QE3? Investor Strategy
In the wake of this morning’s disappointing labor figures, multiple economists have suggested that QE3 is certified when the FOMC meets next Wednesday and Thursday, September 12-13, for the sixth time this year. The two final FOMC meetings for 2012 will be on October 24 and December 12.
Is QE3 coming? What is certified is an end to this summer’s “sit on their hands” FOMC meetings, so yes, something is coming… What could it be?
• Throughout 2012, I have suggested that targeting the agency mortgage-backed securities market would be impactful and favorable for investors. After this morning’s labor report, spreads on those securities have fallen to their lowest levels since June 2007. The market is expecting the FOMC to implement a monthly program to buy those securities.
• Less impactful, and I expect already priced in, would be language extending the guidance on a possible Fed fund rate hike into 2015. This has been discussed at length, and is also somewhat meaningless since unforeseen conditions can always warrant altering the guidance.
• Also less impactful would be the direct purchases of Treasuries. The Treasury market gives no indication of any concern to cap yields. In fact, it’s been just the opposite. A rise in yields might be needed to encourage nontaxable fixed income investors to rotate into riskier assets. If a Treasury purchase program is implemented, it would not have the targeted future dates as QE2 did and also somewhat concerning since it does not specify an extended program life. Again, it would be month to month and could change if unforeseen conditions present themselves. Investor should not alter portfolios with such shallow intention directives.
Overall, I expect the only impactful FOMC action investors could allocate toward would be agency mortgage-backed securities; the rest is priced in, and quantitative tools being discussed have already been implemented in the past. They had their day – in 2010, not 2012.
I would closely watch the value of the U.S. dollar as the introduction of QE3 may place the prevailing bull trend for the U.S. dollar in jeopardy. That is actually a concern for me since it would signal eurodollar appreciation. The monetary policy easing needed most remains in Europe. Europe needs the cheapest currency to stimulate demand for its exports and actually create modest inflation in Germany so that the periphery can compete within the eurozone.

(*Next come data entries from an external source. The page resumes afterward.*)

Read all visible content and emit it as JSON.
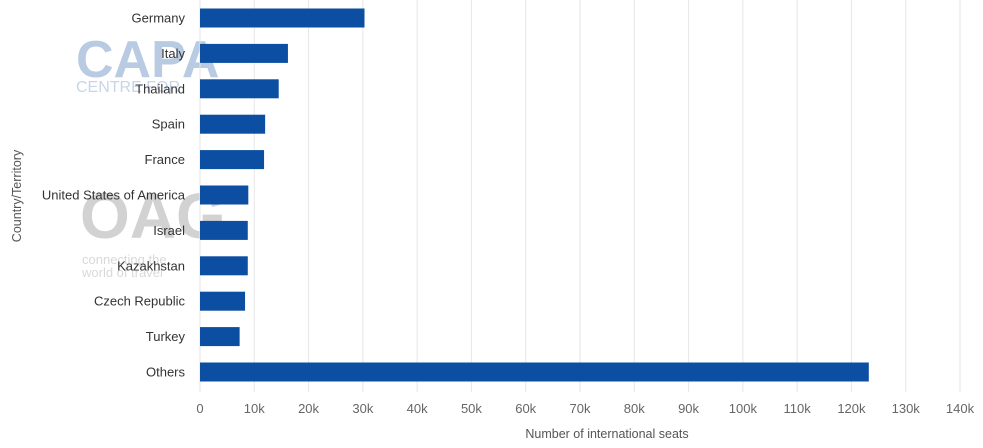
{
  "chart_data": {
    "type": "bar",
    "orientation": "horizontal",
    "categories": [
      "Germany",
      "Italy",
      "Thailand",
      "Spain",
      "France",
      "United States of America",
      "Israel",
      "Kazakhstan",
      "Czech Republic",
      "Turkey",
      "Others"
    ],
    "values": [
      30300,
      16200,
      14500,
      12000,
      11800,
      8900,
      8800,
      8800,
      8300,
      7300,
      123200
    ],
    "xlabel": "Number of international seats",
    "ylabel": "Country/Territory",
    "xlim": [
      0,
      140000
    ],
    "x_ticks": [
      0,
      10000,
      20000,
      30000,
      40000,
      50000,
      60000,
      70000,
      80000,
      90000,
      100000,
      110000,
      120000,
      130000,
      140000
    ],
    "x_tick_labels": [
      "0",
      "10k",
      "20k",
      "30k",
      "40k",
      "50k",
      "60k",
      "70k",
      "80k",
      "90k",
      "100k",
      "110k",
      "120k",
      "130k",
      "140k"
    ],
    "grid": "vertical",
    "bar_color": "#0b4ea2"
  },
  "watermarks": {
    "capa_main": "CAPA",
    "capa_sub": "CENTRE FOR",
    "oag_main": "OAG",
    "oag_line1": "connecting the",
    "oag_line2": "world of travel"
  }
}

Finally, as I have written throughout the third quarter, the path for the S&P 500® Index (SPX) continues to point higher. However, as always in the disciplined approach to calculating risk, I urge investors to use these four indicators to quickly confirm the need to neutralize the overall bullish bias:
1. SPX technical formation (Figure 1.1) – First, in the near term, please use the previous resistance level of 1391.74 as the now solid near- term support. Since closing above 1391.74, the SPX has not broken back below that level. A break below 1391.74 on a closing basis does neutralize the near-term bull scenario. Additionally, the 200-day moving average has risen to 1342.09 – certainly a line in the sand for 2012’s overall performance.
2. Continue to use the German DAX, which has now appreciated 14% this quarter, as a critical indicator. The DAX is outperformimng all of its developed nation counterparts and major emerging market nations this quarter despite the continued eurozone strife. The DAX is an excellent indicator for the path of global capital markets.
3. Technology is the sector to watch within the SPX. Currently +22% year to date, technology is in the midst of a historically seasonally strong period. As goes technology in the coming weeks, so shall the SPX.
4. Corporate Earnings will be reported in just one month. Although much can change before the early October reporting period, continued positive EPS and sales growth will soften the magnitude of any market correction. Conversely, negative EPS and sales growth would be a headwind for further SPX appreciation.